- Marh Location in Jammu and Kashmir, India Marh Marh (India)
- Coordinates: 32°54′N 74°49′E﻿ / ﻿32.90°N 74.82°E
- Country: India
- Union Territory: Jammu and Kashmir
- District: Jammu

Population (2011)
- • Total: 1,185

Languages
- • Spoken: Dogri, Hindi
- Time zone: UTC+5:30 (IST)

= Marh =

Marh is a village and municipality in Jammu district of the Indian union territory of Jammu and Kashmir. The village is located 26 kilometres from district headquarters Jammu.

==Demographics==
According to the 2011 census of India, Wavoora has 228 households. The literacy rate of Marh village was 82.06% compared to 67.16% of Jammu and Kashmir. In Marh, Male literacy stands at 88.63% while the female literacy rate was 74.60%.
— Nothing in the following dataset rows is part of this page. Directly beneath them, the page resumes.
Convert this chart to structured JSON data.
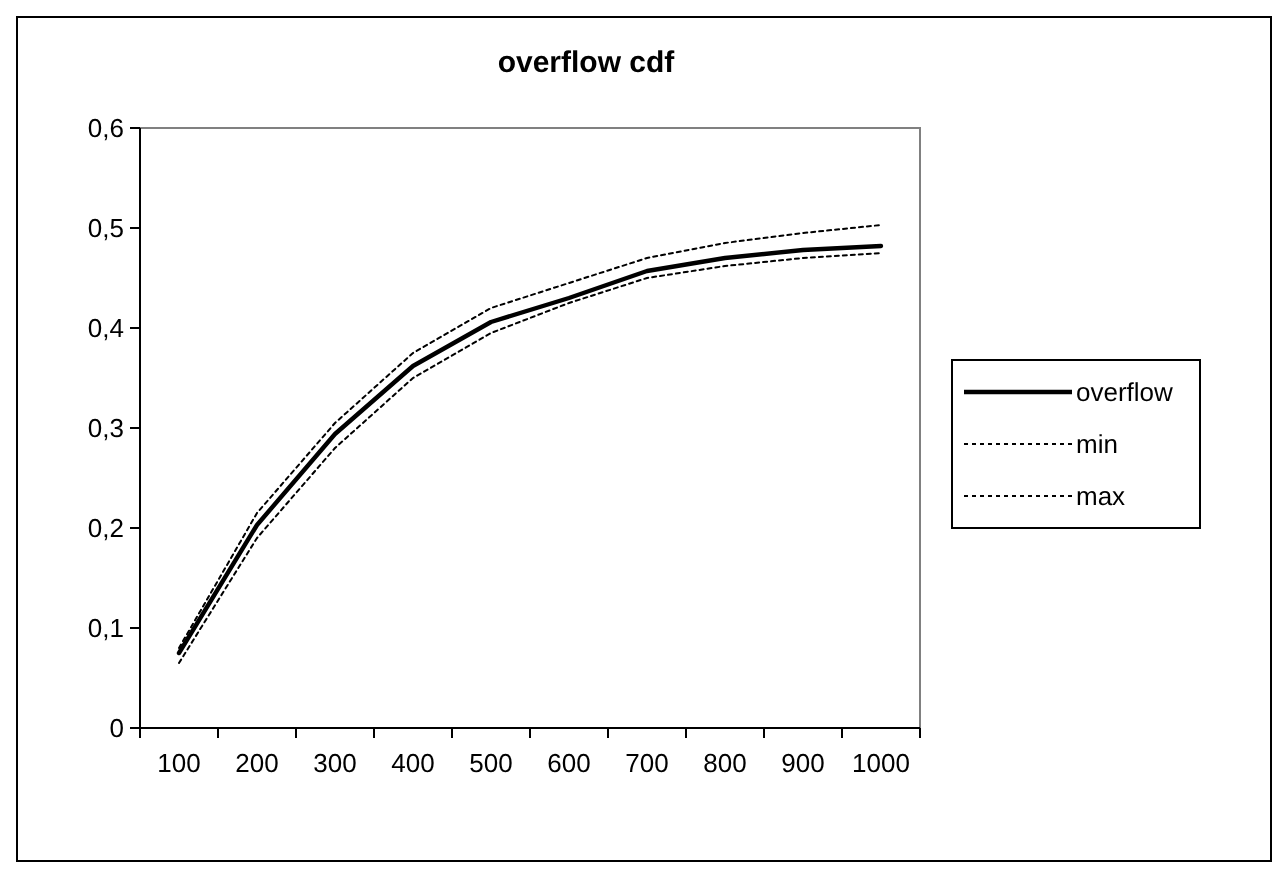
{
  "chart_data": {
    "type": "line",
    "title": "overflow cdf",
    "categories": [
      "100",
      "200",
      "300",
      "400",
      "500",
      "600",
      "700",
      "800",
      "900",
      "1000"
    ],
    "ylim": [
      0,
      0.6
    ],
    "yticks": [
      {
        "value": 0,
        "label": "0"
      },
      {
        "value": 0.1,
        "label": "0,1"
      },
      {
        "value": 0.2,
        "label": "0,2"
      },
      {
        "value": 0.3,
        "label": "0,3"
      },
      {
        "value": 0.4,
        "label": "0,4"
      },
      {
        "value": 0.5,
        "label": "0,5"
      },
      {
        "value": 0.6,
        "label": "0,6"
      }
    ],
    "grid": false,
    "legend": "right",
    "marker": "none",
    "series": [
      {
        "name": "overflow",
        "color": "#000000",
        "line_style": "solid",
        "values": [
          0.075,
          0.203,
          0.294,
          0.362,
          0.406,
          0.43,
          0.457,
          0.47,
          0.478,
          0.482
        ]
      },
      {
        "name": "min",
        "color": "#000000",
        "line_style": "dotted",
        "values": [
          0.065,
          0.19,
          0.28,
          0.35,
          0.395,
          0.425,
          0.45,
          0.462,
          0.47,
          0.475
        ]
      },
      {
        "name": "max",
        "color": "#000000",
        "line_style": "dotted",
        "values": [
          0.08,
          0.215,
          0.305,
          0.375,
          0.42,
          0.445,
          0.47,
          0.485,
          0.495,
          0.503
        ]
      }
    ]
  }
}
Demographics (2011 Census)
|  | Total | Male | Female |
|---|---|---|---|
| Population | 1185 | 629 | 556 |
| Children aged below 6 years | 126 | 66 | 60 |
| Scheduled caste | 388 | 212 | 176 |
| Scheduled tribe | 22 | 9 | 13 |
| Literacy | 82.06% | 88.63% | 74.60% |
| Workers (all) | 392 | 347 | 45 |
| Main workers (total) | 374 | – | – |
| Marginal workers (total) | 18 | 14 | 4 |

==Transport==
===Road===
Marh is connected by road with other places in Jammu and Kashmir and India by the NH 144A.

===Rail===
The nearest railway station to Marh is Jammu Tawi railway station located at a distance of 30 kilometres.

===Air===
The nearest airport is Jammu Airport located at a distance of 32 kilometres.